Une base prête à l’emploi d’ovoproduits peut être utilisée dans plusieurs recettes :
- Des oeufs brouillés dans des wraps
- Des oeufs durs écalés dans des sandwiches
- Des liquides entier pour les quiches ou tartes salées
- Des égrenés d’oeufs façon topping protéiné sur une salade ou un bowl
Les équipes travaillent moins de recettes différentes, avec des gestes répétitifs et maîtrisés. Le temps de mise en place diminue, tout comme les risques d’erreur en service.
Moins de références à commander, moins de stockage, et meilleure rotation des produits. Les produits élaborés d’œufs permettent de multiplier facilement les applications, tout en limitant les invendus.
Conseils pour une meilleure organisation et une plus grande rentabilité
Dans un marché aussi dynamique, la différence se fait à l’exécution. Rapidité, régularité et maîtrise des coûts sont les véritables facteurs clés de succès.
Accélérer le service sans dégrader l’expérience
Le snacking impose des temps courts. L’objectif est de servir en moins de deux minutes. Cela suppose une mise en place anticipée, des produits prêts à assembler, et des recettes standardisées.
Les produits déjà cuits ou prêts à l’emploi permettent de réduire jusqu’à 50 % du temps de préparation, tout en sécurisant la qualité.
Gérer les flux et les pics
Les circuits impulse (stations-service, boulangeries, zones touristiques) sont caractérisés par des pics de fréquentation très marqués. Dans ces contextes, la performance repose sur la simplicité des recettes, la répétabilité des gestes, la limitation des manipulations.
Une carte courte permet d’absorber ces pics sans augmenter les équipes, tout en maintenant la qualité de service.
Maîtriser la marge et réduire le gaspillage
Le snacking reste un modèle à fort volume, mais à marge sous pression. L’équilibre repose sur une gestion fine.
Repères clés :
- Coût matière cible : 25 à 35 %
- Réduction des pertes possible : -20 à -40 % avec une carte optimisée
- Valorisation du local : levier d’augmentation du prix perçu
La rentabilité vient de la cohérence globale : produits adaptés, carte rationalisée, organisation fluide.

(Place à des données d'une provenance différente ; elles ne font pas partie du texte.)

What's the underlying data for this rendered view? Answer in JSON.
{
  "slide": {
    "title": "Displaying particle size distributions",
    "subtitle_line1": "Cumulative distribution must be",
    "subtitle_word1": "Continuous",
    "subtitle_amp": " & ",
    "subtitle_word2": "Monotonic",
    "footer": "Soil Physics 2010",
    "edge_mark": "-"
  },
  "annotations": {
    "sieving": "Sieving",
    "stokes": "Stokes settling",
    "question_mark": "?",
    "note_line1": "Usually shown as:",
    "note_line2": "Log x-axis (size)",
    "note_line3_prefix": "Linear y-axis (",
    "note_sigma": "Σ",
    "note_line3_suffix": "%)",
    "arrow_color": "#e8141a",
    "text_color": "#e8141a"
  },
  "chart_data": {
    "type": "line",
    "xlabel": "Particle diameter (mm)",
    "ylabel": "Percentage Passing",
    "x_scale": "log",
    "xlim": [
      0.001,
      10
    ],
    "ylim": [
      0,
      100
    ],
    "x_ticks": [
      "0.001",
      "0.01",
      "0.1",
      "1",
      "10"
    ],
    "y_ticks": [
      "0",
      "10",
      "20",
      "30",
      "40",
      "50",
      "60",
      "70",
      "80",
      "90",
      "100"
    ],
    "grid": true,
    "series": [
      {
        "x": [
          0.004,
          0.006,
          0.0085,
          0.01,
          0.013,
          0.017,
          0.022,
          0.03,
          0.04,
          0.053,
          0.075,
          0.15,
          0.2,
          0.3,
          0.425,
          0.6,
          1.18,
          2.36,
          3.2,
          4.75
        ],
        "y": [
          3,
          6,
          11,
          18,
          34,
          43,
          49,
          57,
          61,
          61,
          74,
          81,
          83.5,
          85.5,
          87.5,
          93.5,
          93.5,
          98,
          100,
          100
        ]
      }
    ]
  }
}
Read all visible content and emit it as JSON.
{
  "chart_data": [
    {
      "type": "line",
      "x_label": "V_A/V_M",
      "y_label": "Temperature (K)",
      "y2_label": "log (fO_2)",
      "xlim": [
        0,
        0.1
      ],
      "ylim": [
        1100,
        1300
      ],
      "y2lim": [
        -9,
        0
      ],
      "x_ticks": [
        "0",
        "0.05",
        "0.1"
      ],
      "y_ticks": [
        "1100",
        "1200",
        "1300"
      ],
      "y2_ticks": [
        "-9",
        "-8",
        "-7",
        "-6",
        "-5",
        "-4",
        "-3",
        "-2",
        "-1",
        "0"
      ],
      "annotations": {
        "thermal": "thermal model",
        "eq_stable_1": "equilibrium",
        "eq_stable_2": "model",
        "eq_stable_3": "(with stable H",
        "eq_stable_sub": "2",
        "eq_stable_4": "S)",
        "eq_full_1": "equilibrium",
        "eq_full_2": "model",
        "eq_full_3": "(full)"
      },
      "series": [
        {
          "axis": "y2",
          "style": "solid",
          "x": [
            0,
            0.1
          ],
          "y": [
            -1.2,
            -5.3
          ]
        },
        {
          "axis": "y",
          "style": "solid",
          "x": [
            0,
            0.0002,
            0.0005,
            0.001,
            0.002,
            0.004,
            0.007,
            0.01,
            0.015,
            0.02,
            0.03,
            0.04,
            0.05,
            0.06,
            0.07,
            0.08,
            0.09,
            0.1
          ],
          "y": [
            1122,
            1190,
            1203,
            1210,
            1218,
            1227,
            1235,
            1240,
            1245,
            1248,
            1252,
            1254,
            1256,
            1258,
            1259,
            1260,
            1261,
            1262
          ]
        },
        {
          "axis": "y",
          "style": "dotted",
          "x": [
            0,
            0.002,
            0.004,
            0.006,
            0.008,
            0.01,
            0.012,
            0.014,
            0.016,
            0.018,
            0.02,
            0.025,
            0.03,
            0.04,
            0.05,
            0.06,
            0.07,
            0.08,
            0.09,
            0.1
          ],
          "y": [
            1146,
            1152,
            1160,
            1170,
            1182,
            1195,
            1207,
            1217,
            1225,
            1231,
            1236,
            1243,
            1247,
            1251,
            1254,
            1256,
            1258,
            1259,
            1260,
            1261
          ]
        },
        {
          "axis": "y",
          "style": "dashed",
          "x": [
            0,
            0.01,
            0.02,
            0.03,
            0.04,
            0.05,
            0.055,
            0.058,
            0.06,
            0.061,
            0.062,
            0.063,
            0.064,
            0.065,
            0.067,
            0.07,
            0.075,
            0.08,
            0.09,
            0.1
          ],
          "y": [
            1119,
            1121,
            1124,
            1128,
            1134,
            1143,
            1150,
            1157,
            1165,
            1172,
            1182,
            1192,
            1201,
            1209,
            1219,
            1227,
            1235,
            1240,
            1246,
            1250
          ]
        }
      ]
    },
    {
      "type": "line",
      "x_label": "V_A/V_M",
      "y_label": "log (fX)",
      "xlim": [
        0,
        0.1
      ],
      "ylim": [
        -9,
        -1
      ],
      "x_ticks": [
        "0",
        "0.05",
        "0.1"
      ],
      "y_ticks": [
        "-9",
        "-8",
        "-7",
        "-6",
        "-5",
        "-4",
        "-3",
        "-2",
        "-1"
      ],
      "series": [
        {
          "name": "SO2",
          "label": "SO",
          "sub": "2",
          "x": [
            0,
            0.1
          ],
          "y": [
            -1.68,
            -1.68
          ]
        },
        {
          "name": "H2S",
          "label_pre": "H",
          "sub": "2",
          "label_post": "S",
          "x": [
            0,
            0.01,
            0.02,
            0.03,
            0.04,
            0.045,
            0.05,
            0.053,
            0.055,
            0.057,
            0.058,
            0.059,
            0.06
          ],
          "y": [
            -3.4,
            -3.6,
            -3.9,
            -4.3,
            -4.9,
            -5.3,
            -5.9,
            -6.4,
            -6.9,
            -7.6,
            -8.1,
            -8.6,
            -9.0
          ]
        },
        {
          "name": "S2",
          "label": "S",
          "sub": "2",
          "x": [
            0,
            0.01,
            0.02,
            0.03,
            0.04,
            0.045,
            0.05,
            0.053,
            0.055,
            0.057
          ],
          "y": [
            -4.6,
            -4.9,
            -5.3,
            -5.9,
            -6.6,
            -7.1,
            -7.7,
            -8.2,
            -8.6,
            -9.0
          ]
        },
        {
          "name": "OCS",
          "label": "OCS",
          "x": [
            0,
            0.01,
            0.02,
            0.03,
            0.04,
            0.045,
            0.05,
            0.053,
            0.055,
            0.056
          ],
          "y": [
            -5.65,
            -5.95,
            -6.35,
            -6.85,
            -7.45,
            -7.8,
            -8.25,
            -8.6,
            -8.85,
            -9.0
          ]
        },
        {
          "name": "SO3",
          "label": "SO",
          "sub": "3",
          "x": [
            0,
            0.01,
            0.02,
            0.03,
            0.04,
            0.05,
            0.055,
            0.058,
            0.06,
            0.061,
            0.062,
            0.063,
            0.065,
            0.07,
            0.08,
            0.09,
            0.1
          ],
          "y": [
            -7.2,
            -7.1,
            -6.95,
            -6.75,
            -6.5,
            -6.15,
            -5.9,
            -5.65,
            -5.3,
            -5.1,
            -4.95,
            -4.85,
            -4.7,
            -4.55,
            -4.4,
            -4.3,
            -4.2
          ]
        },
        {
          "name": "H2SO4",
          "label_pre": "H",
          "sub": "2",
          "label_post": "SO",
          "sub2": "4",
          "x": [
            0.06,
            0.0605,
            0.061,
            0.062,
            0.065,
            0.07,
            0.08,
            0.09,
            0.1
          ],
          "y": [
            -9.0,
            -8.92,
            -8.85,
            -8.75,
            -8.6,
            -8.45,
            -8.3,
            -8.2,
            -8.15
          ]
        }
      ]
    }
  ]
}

Les solutions snacking Cocotine
Les solutions à base d’œufs Cocotine permettent d’intégrer facilement une offre protéinée, végétarienne rapide à mettre en œuvre et régulière.
L’intérêt de ces solutions est mesurable au quotidien avec une réduction du temps de préparation, une diminution des pertes, une stabilité des coûts et une qualité constante, même en période de rush. Elles répondent directement aux contraintes des circuits à forte fréquentation, où chaque seconde compte.
Le snacking s’impose comme le moteur de la restauration commerciale, mais il devient aussi plus exigeant. Les modèles qui performent sont ceux qui savent concilier vitesse, qualité et responsabilité, sans complexifier leur organisation. Cocotine accompagne les professionnels dans la construction de cartes courtes et rentables, l’intégration de produits locaux et responsables, l’optimisation des coûts et des flux, et la réduction du gaspillage.